Under the leadership of Gov. Terry E. Branstad and Lt. Gov. Kim Reynolds, Iowa has taken a common sense approach to implementing PPACA. The primary responsibility of the Iowa Insurance Division (The Division) in the implementation of PPACA was to review qualified health plans and certify that the plans comply with statutory requirements. The Division certified plans from ten companies to offer health coverage and dental coverage in the upcoming federally facilitated marketplace. The Department of Health and Human Services has now signed contracts with those companies approving the offering of their plans in the marketplace. Two of the medical health plan carriers offer plans in every county in the State of Iowa.
The marketplace will be federally run and managed. The marketplace will be readily accessible at www.healthcare.gov. All plans available in the State of Iowa can be viewed on the website when open enrollment begins October 1, 2013. Iowans will be able to enroll in individual, family and small group plans (1-50 employees) during the initial six-month open enrollment period from October 1, 2013 through March 31, 2014.
The individual mandate included in PPACA requires that beginning in 2014 individuals must obtain minimum essential coverage. This is defined as insurance coverage with an actuarial value of 60% (called a Bronze level plan on the marketplace). If you do not have minimum essential coverage you may be required to pay the individual fine of $95 or 1% of income, whichever is greater in 2014. Other levels (Silver, Gold and Platinum) feature plans with increasing actuarial values of 70%, 80% and 90% respectively. Actuarial value is the percentage of total average costs for covered benefits that a plan will pay. For example, if a plan has an actuarial value of 70%, on average, a person would be responsible for 30% of the costs of all covered benefits.
An individual’s premiums may be offset by tax credits. Individuals from 100% of federal poverty level (FPL) up to 400% of federal poverty level ($11,490.00-$45,960 for an individual and $23,550.00-$94,200.00 for a family of four) will qualify for tax credits. Iowans must provide certain information in the application process to determine eligibility for an advance premium tax credit.

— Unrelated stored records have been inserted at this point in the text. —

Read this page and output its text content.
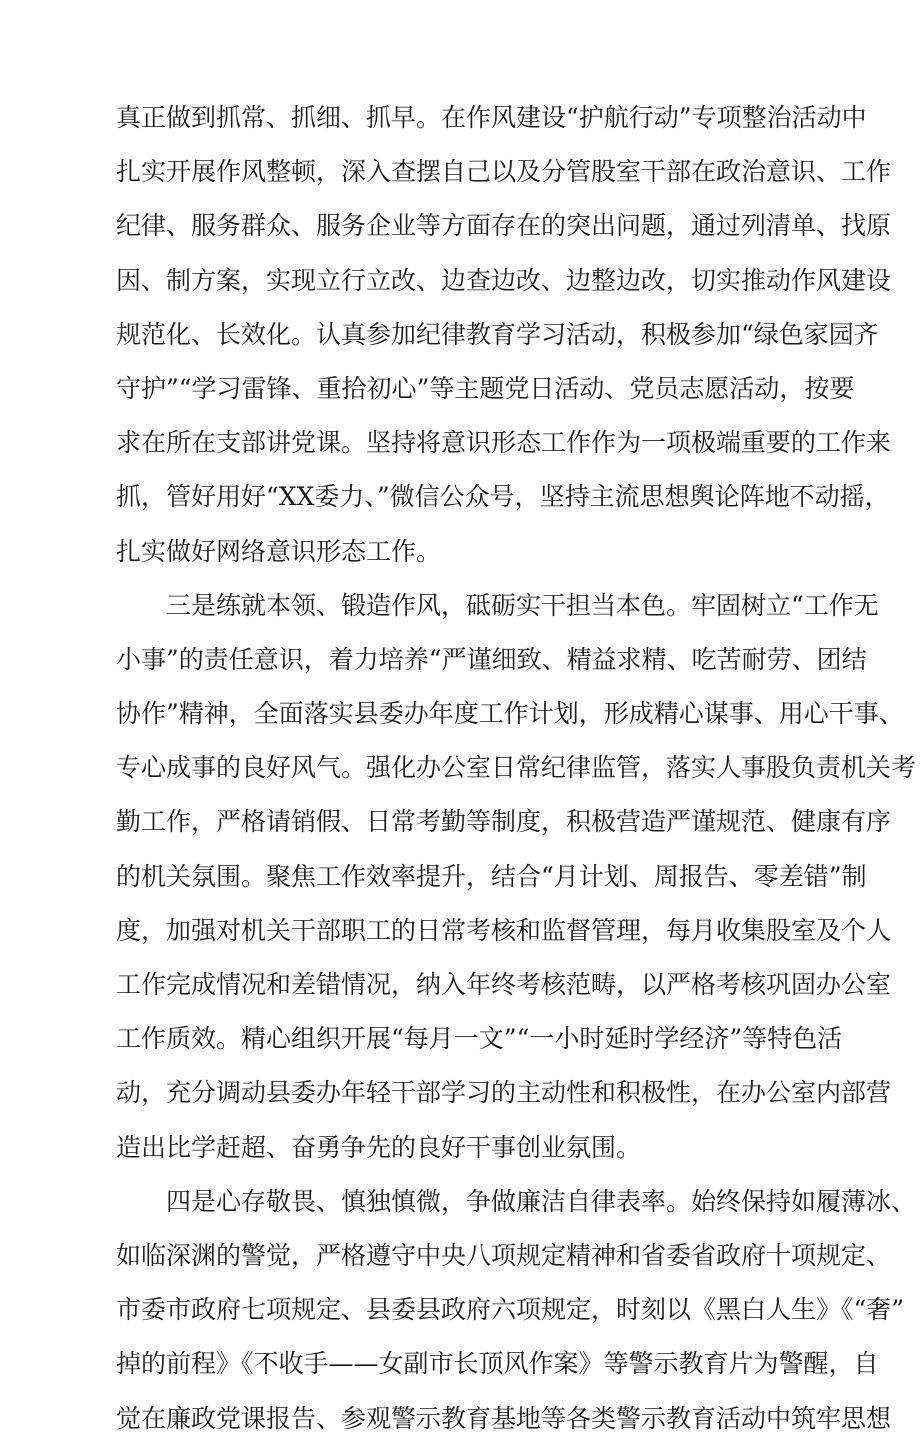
真正做到抓常、抓细、抓早。在作风建设“护航行动”专项整治活动中
扎实开展作风整顿，深入查摆自己以及分管股室干部在政治意识、工作
纪律、服务群众、服务企业等方面存在的突出问题，通过列清单、找原
因、制方案，实现立行立改、边查边改、边整边改，切实推动作风建设
规范化、长效化。认真参加纪律教育学习活动，积极参加“绿色家园齐
守护”“学习雷锋、重拾初心”等主题党日活动、党员志愿活动，按要
求在所在支部讲党课。坚持将意识形态工作作为一项极端重要的工作来
抓，管好用好“XX委力、”微信公众号，坚持主流思想舆论阵地不动摇，
扎实做好网络意识形态工作。
三是练就本领、锻造作风，砥砺实干担当本色。牢固树立“工作无
小事”的责任意识，着力培养“严谨细致、精益求精、吃苦耐劳、团结
协作”精神，全面落实县委办年度工作计划，形成精心谋事、用心干事、
专心成事的良好风气。强化办公室日常纪律监管，落实人事股负责机关考
勤工作，严格请销假、日常考勤等制度，积极营造严谨规范、健康有序
的机关氛围。聚焦工作效率提升，结合“月计划、周报告、零差错”制
度，加强对机关干部职工的日常考核和监督管理，每月收集股室及个人
工作完成情况和差错情况，纳入年终考核范畴，以严格考核巩固办公室
工作质效。精心组织开展“每月一文”“一小时延时学经济”等特色活
动，充分调动县委办年轻干部学习的主动性和积极性，在办公室内部营
造出比学赶超、奋勇争先的良好干事创业氛围。
四是心存敬畏、慎独慎微，争做廉洁自律表率。始终保持如履薄冰、
如临深渊的警觉，严格遵守中央八项规定精神和省委省政府十项规定、
市委市政府七项规定、县委县政府六项规定，时刻以《黑白人生》《“奢”
掉的前程》《不收手——女副市长顶风作案》等警示教育片为警醒，自
觉在廉政党课报告、参观警示教育基地等各类警示教育活动中筑牢思想
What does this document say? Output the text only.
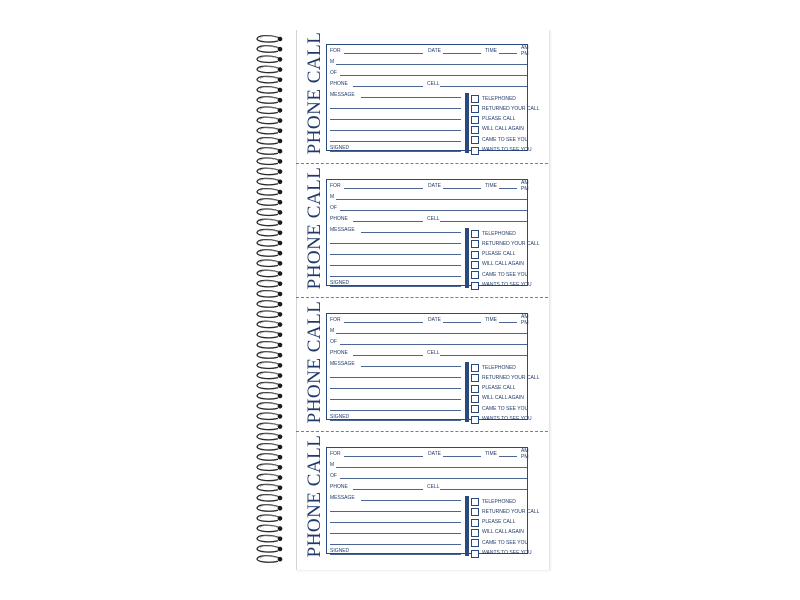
PHONE CALL FOR	DATE	TIME	AM
PM
M
OF
PHONE	CELL
MESSAGE
SIGNED
TELEPHONED
RETURNED YOUR CALL
PLEASE CALL
WILL CALL AGAIN
CAME TO SEE YOU
WANTS TO SEE YOU
PHONE CALL FOR	DATE	TIME	AM
PM
M
OF
PHONE	CELL
MESSAGE
SIGNED
TELEPHONED
RETURNED YOUR CALL
PLEASE CALL
WILL CALL AGAIN
CAME TO SEE YOU
WANTS TO SEE YOU
PHONE CALL FOR	DATE	TIME	AM
PM
M
OF
PHONE	CELL
MESSAGE
SIGNED
TELEPHONED
RETURNED YOUR CALL
PLEASE CALL
WILL CALL AGAIN
CAME TO SEE YOU
WANTS TO SEE YOU
PHONE CALL FOR	DATE	TIME	AM
PM
M
OF
PHONE	CELL
MESSAGE
SIGNED
TELEPHONED
RETURNED YOUR CALL
PLEASE CALL
WILL CALL AGAIN
CAME TO SEE YOU
WANTS TO SEE YOU
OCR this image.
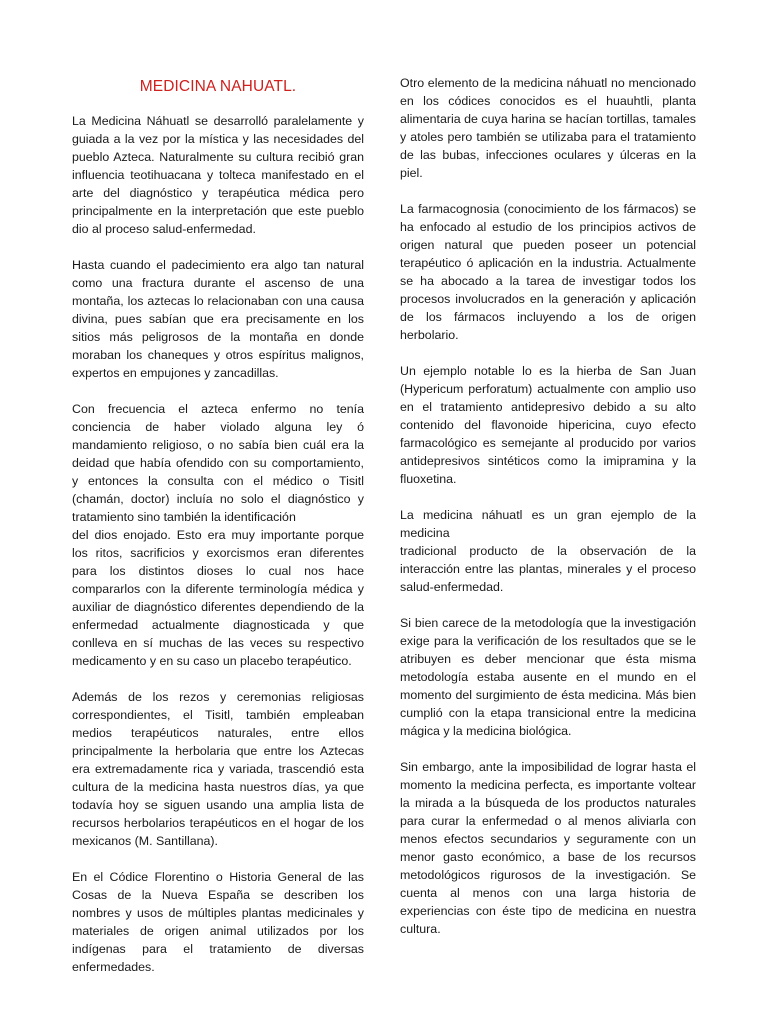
MEDICINA NAHUATL.

La Medicina Náhuatl se desarrolló paralelamente y guiada a la vez por la mística y las necesidades del pueblo Azteca. Naturalmente su cultura recibió gran influencia teotihuacana y tolteca manifestado en el arte del diagnóstico y terapéutica médica pero principalmente en la interpretación que este pueblo dio al proceso salud-enfermedad.

Hasta cuando el padecimiento era algo tan natural como una fractura durante el ascenso de una montaña, los aztecas lo relacionaban con una causa divina, pues sabían que era precisamente en los sitios más peligrosos de la montaña en donde moraban los chaneques y otros espíritus malignos, expertos en empujones y zancadillas.

Con frecuencia el azteca enfermo no tenía conciencia de haber violado alguna ley ó mandamiento religioso, o no sabía bien cuál era la deidad que había ofendido con su comportamiento, y entonces la consulta con el médico o Tisitl (chamán, doctor) incluía no solo el diagnóstico y tratamiento sino también la identificación
del dios enojado. Esto era muy importante porque los ritos, sacrificios y exorcismos eran diferentes para los distintos dioses lo cual nos hace compararlos con la diferente terminología médica y auxiliar de diagnóstico diferentes dependiendo de la enfermedad actualmente diagnosticada y que conlleva en sí muchas de las veces su respectivo medicamento y en su caso un placebo terapéutico.

Además de los rezos y ceremonias religiosas correspondientes, el Tisitl, también empleaban medios terapéuticos naturales, entre ellos principalmente la herbolaria que entre los Aztecas era extremadamente rica y variada, trascendió esta cultura de la medicina hasta nuestros días, ya que todavía hoy se siguen usando una amplia lista de recursos herbolarios terapéuticos en el hogar de los mexicanos (M. Santillana).

En el Códice Florentino o Historia General de las Cosas de la Nueva España se describen los nombres y usos de múltiples plantas medicinales y materiales de origen animal utilizados por los indígenas para el tratamiento de diversas enfermedades.

Otro elemento de la medicina náhuatl no mencionado en los códices conocidos es el huauhtli, planta alimentaria de cuya harina se hacían tortillas, tamales y atoles pero también se utilizaba para el tratamiento de las bubas, infecciones oculares y úlceras en la piel.

La farmacognosia (conocimiento de los fármacos) se ha enfocado al estudio de los principios activos de origen natural que pueden poseer un potencial terapéutico ó aplicación en la industria. Actualmente se ha abocado a la tarea de investigar todos los procesos involucrados en la generación y aplicación de los fármacos incluyendo a los de origen herbolario.

Un ejemplo notable lo es la hierba de San Juan (Hypericum perforatum) actualmente con amplio uso en el tratamiento antidepresivo debido a su alto contenido del flavonoide hipericina, cuyo efecto farmacológico es semejante al producido por varios antidepresivos sintéticos como la imipramina y la fluoxetina.

La medicina náhuatl es un gran ejemplo de la medicina
tradicional producto de la observación de la interacción entre las plantas, minerales y el proceso salud-enfermedad.

Si bien carece de la metodología que la investigación exige para la verificación de los resultados que se le atribuyen es deber mencionar que ésta misma metodología estaba ausente en el mundo en el momento del surgimiento de ésta medicina. Más bien cumplió con la etapa transicional entre la medicina mágica y la medicina biológica.

Sin embargo, ante la imposibilidad de lograr hasta el momento la medicina perfecta, es importante voltear la mirada a la búsqueda de los productos naturales para curar la enfermedad o al menos aliviarla con menos efectos secundarios y seguramente con un menor gasto económico, a base de los recursos metodológicos rigurosos de la investigación. Se cuenta al menos con una larga historia de experiencias con éste tipo de medicina en nuestra cultura.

While the federal government is responsible for consumer assistance and education in Iowa, the Insurance Division will supplement these efforts, working with interested parties to help educate Iowans. Iowans will be able to enroll in qualified health plans through three Navigator organizations throughout the state, certified application counselors and insurance agents and brokers. Collectively, these individuals and organizations will be critical in helping Iowans through these complex decisions. Individuals and small businesses can also seek help through healthcare.gov with the online chat feature or call the toll free number 800-318-2596 for the marketplace to talk to someone for assistance with enrolling or questions.
As Iowa Insurance Commissioner, I want to outline the following key points for Iowans to consider prior to purchasing any insurance on the marketplace:
· Make sure your physician is in the network of the plan you are purchasing. Some plans in the marketplace are narrow network plans and you may need to locate a new physician if your current physician is not in the plan’s network.
· Make sure the drugs you need are covered if you require certain drugs for ongoing treatment. A qualified health plan is only required to cover one drug from each United States Pharmacopeia (USP) category. Individuals will have a right to appeal to get medically necessary drugs covered.
· Understand the costs related to your plan. Depending upon the plan you purchase, the amount you will be required to pay for deductibles and coinsurance may vary.
· Understand that you will not qualify for a tax credit if you have access to affordable minimum essential coverage through your employer. Affordable coverage is defined as 9.5% of your household income based upon the single employee’s premium and coverage of 60% of your insurance costs.
· Tax credits are available only for plans purchased on the marketplace. You are not eligible for tax credits if you purchase insurance outside of the marketplace or if you continue on the health insurance plan you have currently.
· Failure to obtain minimum essential coverage will subject you to a penalty based on a minimum flat rate or a percentage of your income, whichever is greater.
· Medicare coverage is not impacted by these changes. You must still enroll for Medicare or supplemental insurance during the separate open enrollment held every year for those types of coverage.
· All plans certified by the Division will be available on www.healthcare.gov on October 1st and will meet the definition of minimum essential coverage. The federal number to call for assistance is 800-318-2596.
· Be wary of fraud. There may be more opportunities for bad actors to steal identities or promote non-existent or minimal coverage plans as qualified health plans meeting new health plan standards. Use a licensed agent or broker or work with a navigator.